Volunteering, Social Justice, and the Millennial Generation

By: Trishla Jain

June 21, 2013

On June 21, 2013, I was fortunate enough to attend one of the last workshops of the Points of Light Conference on Volunteering and Service, which was on the topic of incorporating college student leadership into campus community service programs. The workshop was extremely well done and it was great to have a firsthand look at the wonderful student service program that the session presenters had put together at the University of Arkansas in only the past few years.
The slightly unsettling part of the session was the view that the presenters sometimes had when talking about the college students of my generation. They said that these students see volunteering and service as part of their identity, but they believe that identity is due to the fact that all students have to do service in order to get into college in this day and age. They also mentioned that universities should use software, which can be quite expensive, in order to track the volunteer hours of their students so that at the end of four years students have a service resume. They talked about the fact that many students become involved in service because they need to show an interest in volunteerism in order to do well in the future; students of my generation need to do service in order to receive admission into medical school, law school, graduate programs, or to be chosen for a competitive job position. They talked about service as a means to some kind of end, instead of as an end goal in and of itself.

This narrative, while pragmatic and not untrue, struck me in a way that I cannot fully explain. First, it made me happy that I go to Georgetown where our narrative surrounding students engaging in service and social justice work is extremely different. I believe that the fact that our hub for student service on campus is called the Center for Social Justice gets at the heart of how Georgetown approaches the idea of service. While it is true that students here usually enter Georgetown with the idea that they should serve because it is good to give back when they have been given so many opportunities in life, the Center for Social Justice does the hard work of not only finding places where Georgetown students can serve, but of helping them understand the social justice aspect of their service.

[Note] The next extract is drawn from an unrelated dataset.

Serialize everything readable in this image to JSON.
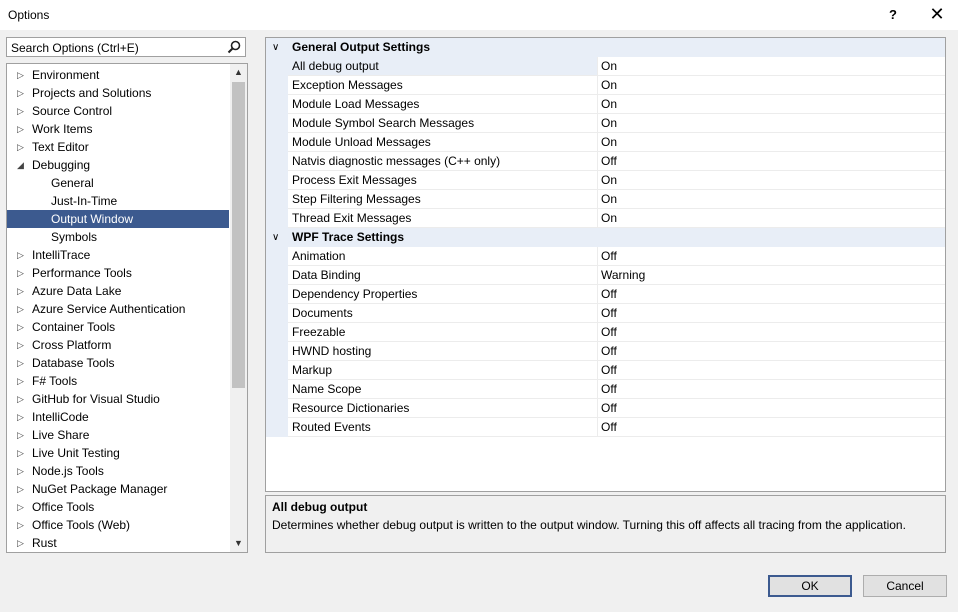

I believe that narrative of social justice is why Georgetown students continue to serve throughout four years of undergraduate education and beyond. I have never once heard a student at Georgetown talk about their participation in the DC Schools or DC Reads Projects, ASK mentoring or prison outreach programs, or any of the Alternative Spring Break trips as a way to pad their admission to medical school or as something to add to their LinkedIn profile for future employers to peruse. The majority of the time, these students describe their service in terms of social justice and use different philosophies of education, or theories about the effects of social class or racial identity on long-term achievement, when explaining what type of service they do and why they choose to serve to others.

I love that Georgetown does not use high-priced or high-end software to track the number of hours that its students volunteer to the surrounding community and that the word “service resume” is not a part of our vocabulary. I love that Georgetown does not mandate community service hours, but yet the vast majority of the undergraduate population has at least one link to a program run through the Center for Social Justice, whether that is participating in a Community-Based Learning approved class or because they help to organize Georgetown’s annual Relay for Life event. I love that Georgetown students think critically about the communities that they serve through this work, instead of how this service will benefit them in the future. I love that Georgetown’s Center for Social Justice does not measure its success through the number of hours of service done by Georgetown students in an academic year, but by the number of students that served in one of their meaningful programs and that hopefully walked away with a new outlook on one aspect of our complicated world.